Vice President Mike Pence, standing in for President Donald Trump at the Summit of the Americas, has long been highly engaged in Central American issues.

Pence departs Friday for the summit in Lima, Peru. Trump was initially going to attend, but, the White House announced Tuesday, the president opted to stay in the United States to monitor the situation in Syria.

Pence, who has been following matters in Central America since taking office, “looks forward to promoting policy that will lead to an even stronger U.S. economy and working with our close allies in Latin America to collectively hold undemocratic actors in the region accountable for their actions,” Pence deputy chief of staff Jarrod Agen said in a public statement.

On Thursday, Pence had lunch with congressional leaders at the White House regarding the Western Hemisphere in advance of his trip.

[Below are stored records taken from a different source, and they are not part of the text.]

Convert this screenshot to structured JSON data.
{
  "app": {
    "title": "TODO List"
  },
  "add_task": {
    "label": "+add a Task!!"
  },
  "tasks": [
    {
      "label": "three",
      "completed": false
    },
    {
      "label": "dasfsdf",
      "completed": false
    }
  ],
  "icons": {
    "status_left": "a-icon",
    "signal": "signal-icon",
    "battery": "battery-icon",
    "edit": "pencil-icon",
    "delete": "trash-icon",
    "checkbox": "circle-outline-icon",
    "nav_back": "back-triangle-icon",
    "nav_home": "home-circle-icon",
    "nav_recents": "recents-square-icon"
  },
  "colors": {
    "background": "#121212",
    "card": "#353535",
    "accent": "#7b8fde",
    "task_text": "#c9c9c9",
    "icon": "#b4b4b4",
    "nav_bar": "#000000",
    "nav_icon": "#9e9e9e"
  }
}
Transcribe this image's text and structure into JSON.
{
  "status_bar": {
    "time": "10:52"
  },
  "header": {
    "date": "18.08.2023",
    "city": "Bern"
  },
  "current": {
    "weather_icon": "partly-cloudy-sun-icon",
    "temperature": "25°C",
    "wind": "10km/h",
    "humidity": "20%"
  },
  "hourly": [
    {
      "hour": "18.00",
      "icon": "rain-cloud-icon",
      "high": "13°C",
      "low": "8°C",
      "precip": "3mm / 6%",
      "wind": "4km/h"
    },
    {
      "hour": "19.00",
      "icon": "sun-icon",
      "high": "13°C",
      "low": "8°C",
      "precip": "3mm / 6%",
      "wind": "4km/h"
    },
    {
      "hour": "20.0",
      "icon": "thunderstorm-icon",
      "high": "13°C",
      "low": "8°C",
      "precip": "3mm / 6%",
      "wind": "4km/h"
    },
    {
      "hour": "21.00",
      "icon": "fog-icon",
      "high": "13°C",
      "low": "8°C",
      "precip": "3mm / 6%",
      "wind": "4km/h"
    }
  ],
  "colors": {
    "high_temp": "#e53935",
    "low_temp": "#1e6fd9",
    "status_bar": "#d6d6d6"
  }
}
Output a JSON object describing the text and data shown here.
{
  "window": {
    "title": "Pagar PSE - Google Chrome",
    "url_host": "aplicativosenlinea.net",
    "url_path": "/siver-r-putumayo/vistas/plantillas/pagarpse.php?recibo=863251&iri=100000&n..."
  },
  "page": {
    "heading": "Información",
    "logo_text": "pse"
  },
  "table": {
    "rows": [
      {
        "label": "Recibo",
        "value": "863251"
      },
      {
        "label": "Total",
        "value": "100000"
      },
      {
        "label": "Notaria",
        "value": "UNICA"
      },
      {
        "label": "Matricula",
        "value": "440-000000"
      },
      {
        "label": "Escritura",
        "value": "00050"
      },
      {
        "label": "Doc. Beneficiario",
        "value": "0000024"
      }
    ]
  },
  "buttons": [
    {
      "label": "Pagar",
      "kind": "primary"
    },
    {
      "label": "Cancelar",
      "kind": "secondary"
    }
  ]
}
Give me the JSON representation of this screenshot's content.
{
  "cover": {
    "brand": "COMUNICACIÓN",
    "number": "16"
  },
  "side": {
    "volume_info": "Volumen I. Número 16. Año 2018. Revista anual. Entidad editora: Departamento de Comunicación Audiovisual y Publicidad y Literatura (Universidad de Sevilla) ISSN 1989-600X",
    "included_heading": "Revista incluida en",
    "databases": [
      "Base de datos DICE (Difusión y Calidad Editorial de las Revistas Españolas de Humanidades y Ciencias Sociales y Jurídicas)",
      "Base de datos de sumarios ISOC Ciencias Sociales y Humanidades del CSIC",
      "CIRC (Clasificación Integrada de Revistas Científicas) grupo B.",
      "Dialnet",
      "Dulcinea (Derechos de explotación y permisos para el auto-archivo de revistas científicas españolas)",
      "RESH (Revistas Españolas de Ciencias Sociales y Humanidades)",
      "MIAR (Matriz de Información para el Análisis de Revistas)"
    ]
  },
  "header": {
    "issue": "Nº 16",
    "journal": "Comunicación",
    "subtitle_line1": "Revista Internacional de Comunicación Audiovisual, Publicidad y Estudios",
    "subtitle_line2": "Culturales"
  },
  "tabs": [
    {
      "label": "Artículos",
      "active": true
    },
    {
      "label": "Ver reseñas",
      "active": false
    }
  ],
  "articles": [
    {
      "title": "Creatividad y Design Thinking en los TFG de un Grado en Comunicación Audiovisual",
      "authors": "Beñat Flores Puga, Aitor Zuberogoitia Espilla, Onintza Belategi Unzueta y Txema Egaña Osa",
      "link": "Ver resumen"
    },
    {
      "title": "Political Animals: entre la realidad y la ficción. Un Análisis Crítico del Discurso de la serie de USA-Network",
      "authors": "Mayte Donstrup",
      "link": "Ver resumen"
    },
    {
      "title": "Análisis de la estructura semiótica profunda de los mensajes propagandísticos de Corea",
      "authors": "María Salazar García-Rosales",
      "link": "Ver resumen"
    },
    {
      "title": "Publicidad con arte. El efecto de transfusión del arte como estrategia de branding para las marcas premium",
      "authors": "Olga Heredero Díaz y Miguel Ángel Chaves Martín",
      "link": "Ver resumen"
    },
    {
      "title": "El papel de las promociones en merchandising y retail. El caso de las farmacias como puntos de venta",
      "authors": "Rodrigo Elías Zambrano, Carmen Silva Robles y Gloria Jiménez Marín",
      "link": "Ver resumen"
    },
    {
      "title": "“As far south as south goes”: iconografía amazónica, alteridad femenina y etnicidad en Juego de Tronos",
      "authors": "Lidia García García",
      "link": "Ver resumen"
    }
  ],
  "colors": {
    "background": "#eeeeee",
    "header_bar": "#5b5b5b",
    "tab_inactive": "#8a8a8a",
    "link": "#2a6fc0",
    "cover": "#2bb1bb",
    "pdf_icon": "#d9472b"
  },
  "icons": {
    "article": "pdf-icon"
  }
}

Pence is attending the conference at a time when the Trump administration is working with states to send National Guard troops to the southern border. The Trump administration is also renegotiating the North American Free Trade Agreement and confronting the dictatorship in Venezuela.

Pence has been one of the most outspoken critics in the administration of Venezuelan President Nicolás Maduro’s regime, and met with Venezuelan dissidents last August.

After the trip, Pence will continue to be an administration point man with Latin America, traveling to Brazil in May to represent the United States at a meeting of the Organization of American States.

Last June, Pence was chairman of the Northern Triangle Conference on Prosperity and Security in Central America, where he met with the presidents of Argentina, Chile, Colombia, and Panama.

Pence has also been engaged with the Trump administration’s plans to renegotiate the North American Free Trade Agreement.

In November, the vice president met with U.S. auto executives about NAFTA. In December, he met with Republican governors.

Pence has largely been more pro-free trade than the president. Pence served on the House Foreign Affairs Committee, and was directly involved in trade issues for his state as governor of Indiana.